Ulysses and monotheism
In Roman Palestine, a Greek theatre lay along the itinerary followed by Jesus during his prophetic wandering. We do not know if Jesus (or, for that matter, Simon Peter) ever attended a performance, comedy or tragedy, and, if he did, whether it fuelled...
In Roman Palestine, a Greek theatre lay along the itinerary followed by Jesus during his prophetic wandering. We do not know if Jesus (or, for that matter, Simon Peter) ever attended a performance, comedy or tragedy, and, if he did, whether it fuelled his driven sense of mission.
It does appear, however, that by that time the Jewish Passover meal was already influenced by the Greek symposium, a somewhat tipsy, ritualistic meal celebrating friendship, which Plato used as the backdrop to his discussion of love. The Jews adapted the symposium to celebrate the escape from Egypt under the leadership of Moses, while Jesus, according to the evangelists, adapted the Passover meal to enact a dramatic self-portrait.
It is worth remembering these overlaps, both possible and actual, in thinking about Mediterranean identities. Their capacity to stimulate a startling shift in our ideas about ourselves was demonstrated last week during Ulysse 2009, the cultural dialogue and symbolic journey organised by the French Ambassador Daniel Rondeau, with the support of Speaker Louis Galea and Sergio Piazzi, the secretary-general of the Parliamentary Assembly of the Mediterranean.
Although Christian thought represents a fusion between Semitic monotheism and classical philosophy, there are several interesting streams of 20th-century secular European thought which find it useful to keep them apart and contrast them.
Late-century ethical thinkers like Bernard Williams and Martha Nussbaum, for example, approvingly find that our secular age has more in common with the Greeks than with Christianity, and both explored how that idea might fertilise an education in being human.
In focussing on the contrast Williams and Nussbaum follow other thinkers, like Sigmund Freud. Stories and myths from the Mediterranean profoundly fired his imagination. But in discussing, say, Moses and monotheism, Freud kept apart his knowledge of Greek myths. What might have happened otherwise?

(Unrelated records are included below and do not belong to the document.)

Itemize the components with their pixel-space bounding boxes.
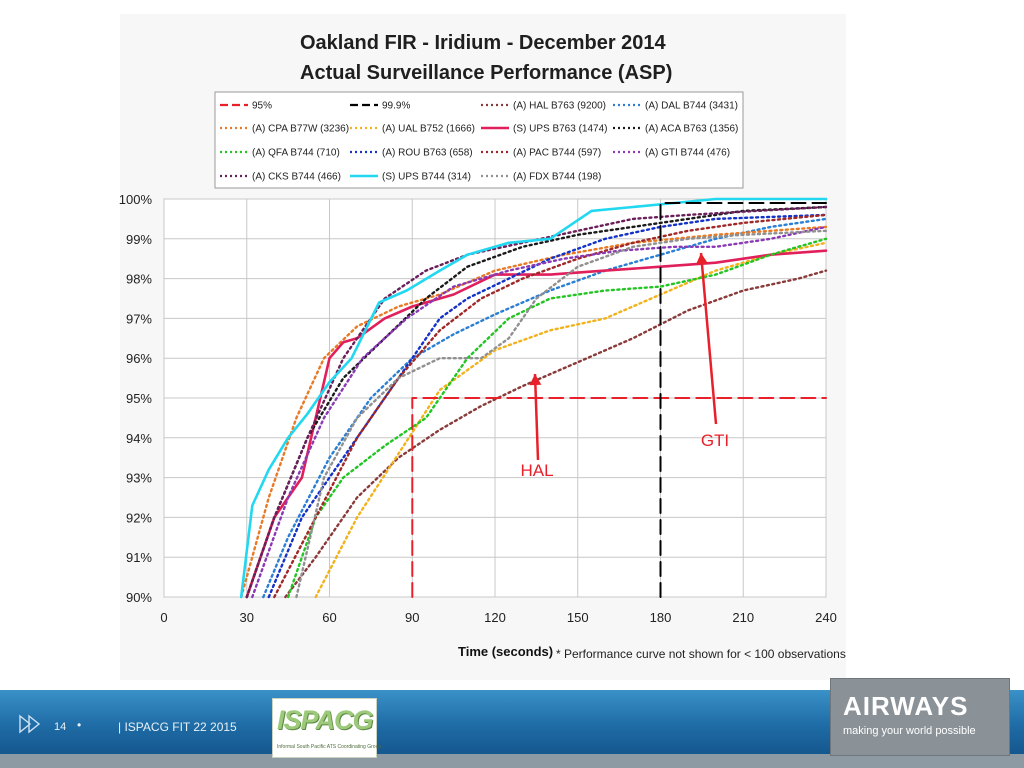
legend-label: (A) DAL B744 (3431) (645, 101, 738, 112)
legend-label: (A) PAC B744 (597) (513, 148, 601, 159)
airways-logo-word: AIRWAYS (843, 691, 969, 721)
x-tick-label: 0 (160, 610, 167, 625)
legend-label: (S) UPS B763 (1474) (513, 124, 608, 135)
legend-label: (A) ACA B763 (1356) (645, 124, 738, 135)
y-tick-label: 97% (126, 311, 152, 326)
series-line-a-hal-b763-9200 (284, 269, 828, 599)
annotation-arrow (699, 252, 718, 425)
footer: 14 • | ISPACG FIT 22 2015 ISPACG Informa… (0, 678, 1024, 768)
annotation-arrowhead (529, 374, 542, 386)
y-tick-label: 100% (119, 192, 153, 207)
annotation-label: GTI (701, 431, 729, 450)
x-tick-label: 150 (567, 610, 589, 625)
series-line-s-ups-b763-1474 (245, 249, 828, 599)
legend-label: 95% (252, 101, 272, 112)
slide-number: 14 (54, 721, 67, 733)
legend: 95% 99.9% (A) HAL B763 (9200) (A) DAL B744 … (220, 101, 738, 183)
chart-note: * Performance curve not shown for < 100 … (556, 647, 846, 661)
annotation-arrow (533, 373, 540, 461)
y-tick-label: 99% (126, 232, 152, 247)
x-tick-label: 210 (732, 610, 754, 625)
x-tick-label: 240 (815, 610, 837, 625)
annotation-label: HAL (520, 461, 553, 480)
annotations: HAL GTI (520, 252, 729, 480)
y-tick-label: 92% (126, 510, 152, 525)
y-tick-label: 91% (126, 550, 152, 565)
ispacg-logo: ISPACG Informal South Pacific ATS Coordi… (272, 698, 381, 758)
x-tick-label: 180 (650, 610, 672, 625)
legend-label: (A) ROU B763 (658) (382, 148, 473, 159)
legend-label: (A) FDX B744 (198) (513, 172, 601, 183)
y-axis: 90% 91% 92% 93% 94% 95% 96% 97% 98% 99% 100% (119, 192, 153, 605)
series-line-s-ups-b744-314 (239, 197, 828, 599)
airways-logo-tagline: making your world possible (843, 725, 976, 737)
footer-text: | ISPACG FIT 22 2015 (118, 720, 237, 734)
airways-logo: AIRWAYS making your world possible (830, 678, 1010, 756)
slide-arrow-icon (19, 714, 41, 734)
legend-label: (S) UPS B744 (314) (382, 172, 471, 183)
y-tick-label: 90% (126, 590, 152, 605)
ispacg-logo-word: ISPACG (277, 705, 374, 735)
series-line-a-dal-b744-3431 (262, 217, 828, 599)
y-tick-label: 98% (126, 272, 152, 287)
chart-title: Oakland FIR - Iridium - December 2014 (300, 32, 667, 54)
legend-label: (A) GTI B744 (476) (645, 148, 730, 159)
series-group (239, 197, 828, 599)
x-tick-label: 60 (322, 610, 336, 625)
chart-subtitle: Actual Surveillance Performance (ASP) (300, 62, 672, 84)
legend-label: (A) CPA B77W (3236) (252, 124, 349, 135)
series-line-a-ual-b752-1666 (314, 241, 828, 599)
series-line-a-gti-b744-476 (251, 225, 828, 599)
chart: Oakland FIR - Iridium - December 2014 Ac… (118, 32, 846, 661)
legend-label: (A) CKS B744 (466) (252, 172, 341, 183)
series-line-a-fdx-b744-198 (295, 229, 828, 599)
series-line-a-qfa-b744-710 (286, 237, 828, 599)
y-tick-label: 94% (126, 431, 152, 446)
y-tick-label: 96% (126, 351, 152, 366)
footer-strip (0, 754, 1024, 768)
series-line-a-cpa-b77w-3236 (239, 225, 828, 599)
series-line-95 (411, 397, 827, 598)
series-line-99-9 (659, 202, 827, 598)
legend-label: (A) QFA B744 (710) (252, 148, 340, 159)
annotation-arrowhead (695, 253, 708, 265)
x-axis: 0 30 60 90 120 150 180 210 240 (160, 610, 836, 625)
x-axis-title: Time (seconds) (458, 644, 553, 659)
y-tick-label: 93% (126, 471, 152, 486)
x-tick-label: 90 (405, 610, 419, 625)
legend-box (214, 91, 744, 189)
legend-label: (A) UAL B752 (1666) (382, 124, 475, 135)
y-tick-label: 95% (126, 391, 152, 406)
x-tick-label: 120 (484, 610, 506, 625)
legend-label: 99.9% (382, 101, 410, 112)
legend-label: (A) HAL B763 (9200) (513, 101, 606, 112)
ispacg-logo-tagline: Informal South Pacific ATS Coordinating … (277, 744, 382, 750)
x-tick-label: 30 (240, 610, 254, 625)
series-line-a-pac-b744-597 (273, 213, 828, 599)
slide-bullet: • (77, 718, 82, 732)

Like the Greek myths, Freud today belongs to all of us. His idea of monotheism as a religion based on law founded on fear is widely influential, including within the Mediterranean and among people who may have never read him. Like all insights, however, in shifting the spotlight onto one topic, it necessarily left others in the dark.
Mr Rondeau's genial idea was to combine a discussion of Ulysses with one of Semitic monotheism. The distinguished writers, scholars, poets and novelists, from around the region, showed how Ulysses (himself a "religious refugee" as Peter Serracino Inglott quipped, being on the run from one or two gods) might help us think about our conscience and consciousness today.
The lead was given by François Hartog, who described Ulysses as both a frontiersman and a man shaped by memory. Usually, these two figures are kept separate. The man of memory is a man governed by tradition and a reverence for the past. The frontiersman is the pioneer who has no use for the past, being out to create the future and, he believes, himself - as we say, a self-made man.
In combining both, Ulysses makes of tradition not a law, obeyed because of fear, but a voyage characterised by ethical choice and exploration. At the same time he rids the frontiersman of his illusion (or denial) of being independent of others. As I listened to the other speakers talk of the sea as a source of dreams and poetry, its tumult of love and death, I realised that what they were describing (sometimes autobiographically) were the dreams, drives and tensions that would be experienced by someone trying to hold together both tradition and a commitment to create value, not just pass it on.
Joseph Maila, of the Catholic Institute of Paris, was more direct in showing how Mediterranean monotheisms, in their existential versions, brought together ears pricked to the sounds of the past with an eye for the quickening of the future: they are driven by the conviction that humanity inherits the future from its Creator, as much as it does the past.
Or to put it in another way, the conventional way of thinking about the past and the future are reversed by Semitic prophecy. It is not so much that by inheriting the past, we can build the future. Rather, it is by inheriting the future that we can redeem the crazy, amusing, tragic merry-go-round of the past and find in it a new, path-breaking order.